Diary of Lisa Taylor, reluctantly 42 (and a half)

Or.. 'f.ck me I'm forty.. two.. and a half', though can look 38 on a - not so deluded - good day. Or 'How to reconcile a well experienced mind trapped in a still - but for how long? – youthful body.' Don't have the 30somethings angst/problems, neither have the resigned (?) ageing baby-boomers in safe family territory outlook yet. Here's how I cope, one day all sexy women will get old... but never invisible. © Lisa Taylor 2005/6/7/8/9. Jeez.. so much for the 42 and-a-half delusion

Friday, May 23, 2008

25 May - Property & Angst

I have to stop leafing through those annoying free property magazines relating to Ken and Chelsea area. It’s beginning to make me ill to constantly look at flats/houses I can’t afford. I look at square footage and I require around 100 sq metres, it’s my mantra. Plus the high ceilings and tall windows and light, light light. And it’s all around a million. I just don’t have it, and vastly more depressing will not have it, so what to do?

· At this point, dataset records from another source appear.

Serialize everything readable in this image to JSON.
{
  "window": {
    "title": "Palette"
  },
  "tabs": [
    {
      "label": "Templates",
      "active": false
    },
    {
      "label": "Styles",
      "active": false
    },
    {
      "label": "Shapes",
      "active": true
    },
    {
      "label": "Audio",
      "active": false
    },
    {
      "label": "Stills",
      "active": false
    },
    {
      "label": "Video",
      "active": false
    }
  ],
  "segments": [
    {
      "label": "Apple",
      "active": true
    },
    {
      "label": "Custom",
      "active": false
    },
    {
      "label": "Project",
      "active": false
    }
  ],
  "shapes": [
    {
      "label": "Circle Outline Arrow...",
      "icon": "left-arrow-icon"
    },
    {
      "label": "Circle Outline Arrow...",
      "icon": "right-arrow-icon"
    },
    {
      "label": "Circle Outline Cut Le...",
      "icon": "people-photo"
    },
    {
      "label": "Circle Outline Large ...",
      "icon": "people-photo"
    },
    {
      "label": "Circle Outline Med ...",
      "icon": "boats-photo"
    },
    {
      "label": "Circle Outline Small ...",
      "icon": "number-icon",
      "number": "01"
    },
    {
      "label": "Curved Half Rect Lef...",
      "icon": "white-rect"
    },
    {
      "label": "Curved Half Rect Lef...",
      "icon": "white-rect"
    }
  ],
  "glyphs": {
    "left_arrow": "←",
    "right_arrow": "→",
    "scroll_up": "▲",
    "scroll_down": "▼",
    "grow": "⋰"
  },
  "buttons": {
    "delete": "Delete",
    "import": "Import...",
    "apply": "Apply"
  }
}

I don’t want a two up two down boxy little home. It’s just not me. Plus I’d just fill it with stuff! Maybe I should go opposite way, a high ceilinged, big windowed one room only in which I live a monastic sort of life (after I’ve ditched the sprawling closet). I don’t entertain at home as it is, so all I need is a huge bed!, walk in room and lie on bed. What could be better? Except that the one bedroom idea runs at around £400k so it’s just ludicrously stupid to spend that when I could live on the other side of the world for ten years with that money. Ah, what to do???